Rabu, 12 Agustus 2020 | 10:04 WIB

Visit our social media :
Home / Transportation / Airport
Senin, 18 Mei 2020 21:32
Dampak Covid-19

Angkasa Pura II Siapkan Protokol The New Normal di Bandara

Translog Today
(AP II)

JAKARTA -

PT Angkasa Pura II (Persero) menyiapkan protokol guna mengantisipasi skenario The New Normal di tengah pandemi global Covid-19, sesuai arahan Menteri BUMN Erick Tohir.
 
Perseroan telah menetapkan Task Force Penanganan Covid-19, dan segera merumuskan Protokol Penanganan Covid-19 terkait tiga aktivitas kebandarudaraan yaitu Operasional, Pelayanan dan Komersial, selain juga proses bisnis di internal misalnya keputusan karyawan bekerja dari rumah atau kantor. 
 
“Sesuai arahan Menteri BUMN, setiap BUMN termasuk Angkasa Pura II diminta mempersiapkan protokol guna mengantisipasi The New Normal di tengah Covid-19 sejalan dengan bidang usaha masing-masing,” kata President Director Angkasa Pura II Muhammad Awaluddin, Minggu (17/5).
 
Dia menegaskan implementasi protokol The New Normal tersebut bergantung pada keputusan resmi pemerintah atau Gugus Tugas Percepatan Penanganan Covid-19.
 
“Protokol The New Normal BUMN memperhatikan penetapan Pembatasan Sosial Berskala Besar (PSBB) dan diberlakukan jika ada keputusan resmi dari Gugus Tugas Percepatan Penanganan Covid-19 atau dari pemerintah. Belum ada tanggal pasti pemberlakukan protokol ini, baik mengenai kapan karyawan harus kembali bekerja dari kantor serta kriteria siapa saja yang harus bekerja di kantor,” ujar Awaluddin. 
 
Lebih lanjut, dia mengatakan protokol The New Normal di lingkungan kebandaraan akan lebih mengedepankan layanan dengan teknologi informasi dan memperhatikan physical distancing
 
Misalnya, tutur Awaluddin, personel Angkasa Pura II di bandara akan dilengkapi seragam khusus atau APD, kemudian sistem biometrik bisa saja digunakan kaitannya dengan pelayanan, keselamatan dan keamanan penerbangan.
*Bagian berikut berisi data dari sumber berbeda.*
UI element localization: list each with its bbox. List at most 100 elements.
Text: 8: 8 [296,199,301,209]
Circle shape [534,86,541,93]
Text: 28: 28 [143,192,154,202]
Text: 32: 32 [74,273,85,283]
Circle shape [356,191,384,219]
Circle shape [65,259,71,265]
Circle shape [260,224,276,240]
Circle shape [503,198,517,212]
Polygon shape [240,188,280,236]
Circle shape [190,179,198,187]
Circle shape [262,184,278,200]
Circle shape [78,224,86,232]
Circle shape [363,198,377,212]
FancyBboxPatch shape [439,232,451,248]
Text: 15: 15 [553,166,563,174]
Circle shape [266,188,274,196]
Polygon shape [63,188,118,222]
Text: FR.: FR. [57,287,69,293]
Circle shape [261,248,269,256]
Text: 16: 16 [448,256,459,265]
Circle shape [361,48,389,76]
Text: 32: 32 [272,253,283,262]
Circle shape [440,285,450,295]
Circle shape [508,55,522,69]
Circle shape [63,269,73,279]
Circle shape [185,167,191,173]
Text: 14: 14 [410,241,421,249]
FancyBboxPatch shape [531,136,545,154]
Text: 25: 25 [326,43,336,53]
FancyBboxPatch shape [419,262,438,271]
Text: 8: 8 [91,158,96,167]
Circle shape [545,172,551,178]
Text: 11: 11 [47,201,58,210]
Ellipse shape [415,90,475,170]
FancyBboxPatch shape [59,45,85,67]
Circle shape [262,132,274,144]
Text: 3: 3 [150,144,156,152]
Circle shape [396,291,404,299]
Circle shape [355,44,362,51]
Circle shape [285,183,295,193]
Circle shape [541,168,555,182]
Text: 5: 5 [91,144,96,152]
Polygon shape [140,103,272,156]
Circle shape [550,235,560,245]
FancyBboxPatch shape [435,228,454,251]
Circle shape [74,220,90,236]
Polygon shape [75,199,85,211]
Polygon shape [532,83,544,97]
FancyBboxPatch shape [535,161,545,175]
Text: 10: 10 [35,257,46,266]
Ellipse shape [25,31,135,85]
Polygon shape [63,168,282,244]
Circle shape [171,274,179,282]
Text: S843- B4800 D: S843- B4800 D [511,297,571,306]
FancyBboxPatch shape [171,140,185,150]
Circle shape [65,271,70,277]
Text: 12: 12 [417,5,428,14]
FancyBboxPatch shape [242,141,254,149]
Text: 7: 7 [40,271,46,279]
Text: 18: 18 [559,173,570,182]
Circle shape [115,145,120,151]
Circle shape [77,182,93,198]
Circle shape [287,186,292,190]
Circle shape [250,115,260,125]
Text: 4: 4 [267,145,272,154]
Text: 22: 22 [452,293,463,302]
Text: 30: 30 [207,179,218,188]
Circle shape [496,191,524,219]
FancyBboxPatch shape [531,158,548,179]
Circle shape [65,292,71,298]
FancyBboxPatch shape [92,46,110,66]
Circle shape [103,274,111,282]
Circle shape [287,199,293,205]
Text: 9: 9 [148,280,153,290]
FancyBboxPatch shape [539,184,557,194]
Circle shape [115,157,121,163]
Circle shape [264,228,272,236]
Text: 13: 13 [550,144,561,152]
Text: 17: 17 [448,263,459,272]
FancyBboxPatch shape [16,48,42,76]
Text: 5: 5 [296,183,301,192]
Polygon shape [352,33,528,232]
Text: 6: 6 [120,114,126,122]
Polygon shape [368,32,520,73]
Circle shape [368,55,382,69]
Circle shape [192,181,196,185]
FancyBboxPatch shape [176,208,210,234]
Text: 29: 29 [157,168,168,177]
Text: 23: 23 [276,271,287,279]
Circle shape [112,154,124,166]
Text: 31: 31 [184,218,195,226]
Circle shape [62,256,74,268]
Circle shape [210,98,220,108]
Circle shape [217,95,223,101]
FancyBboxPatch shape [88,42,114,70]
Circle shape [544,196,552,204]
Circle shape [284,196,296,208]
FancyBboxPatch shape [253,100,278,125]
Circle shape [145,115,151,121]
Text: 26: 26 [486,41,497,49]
“Lalu kepada maskapai dan penumpang akan diarahkan untuk lebih menggunakan self check in kiosk, mobile check in dan web check in, dibandingkan dengan datang ke konter check in,” ujarnya. 
 
Di samping itu, protokol The New Normal akan menyentuh aktivitas tenant komersial misalnya adanya kewajiban bagi tenant untuk menyediakan hand sanitizer, dan diarahkan untuk menerapkan transaksi secara nontunai (cashless) menggunakan kartu atau dompet elektronik, serta menerapkan prosedur physical distancing
 
Awaluddin menuturkan timeline implementasi protokol The New Normal ini akan diajukan kepada Kementerian BUMN pada 25 Mei 2020. 
 
“Yang jelas, kami siap mengantisipasi skenario The New Normal karena memang sudah sejak 4 tahun terakhir ini pengembangan bandara-bandara Angkasa Pura II mengarah ke digitalisasi untuk mewujudkan Smart Digital Airport di Indonesia,” tambahnya. 
 
Angkasa Pura II merupakan BUMN yang bergerakan di dalam bidang pelayanan jasa kebandarudaraan. Saat ini perseroan mengelola 19 bandara di Indonesia. 
 
Saat ini Angkasa Pura II juga telah melakukan sejumlah penyesuaian operasional sehingga seluruh bandara perseroan tetap beroperasi guna mendukung berbagai program mengatasi Covid-19.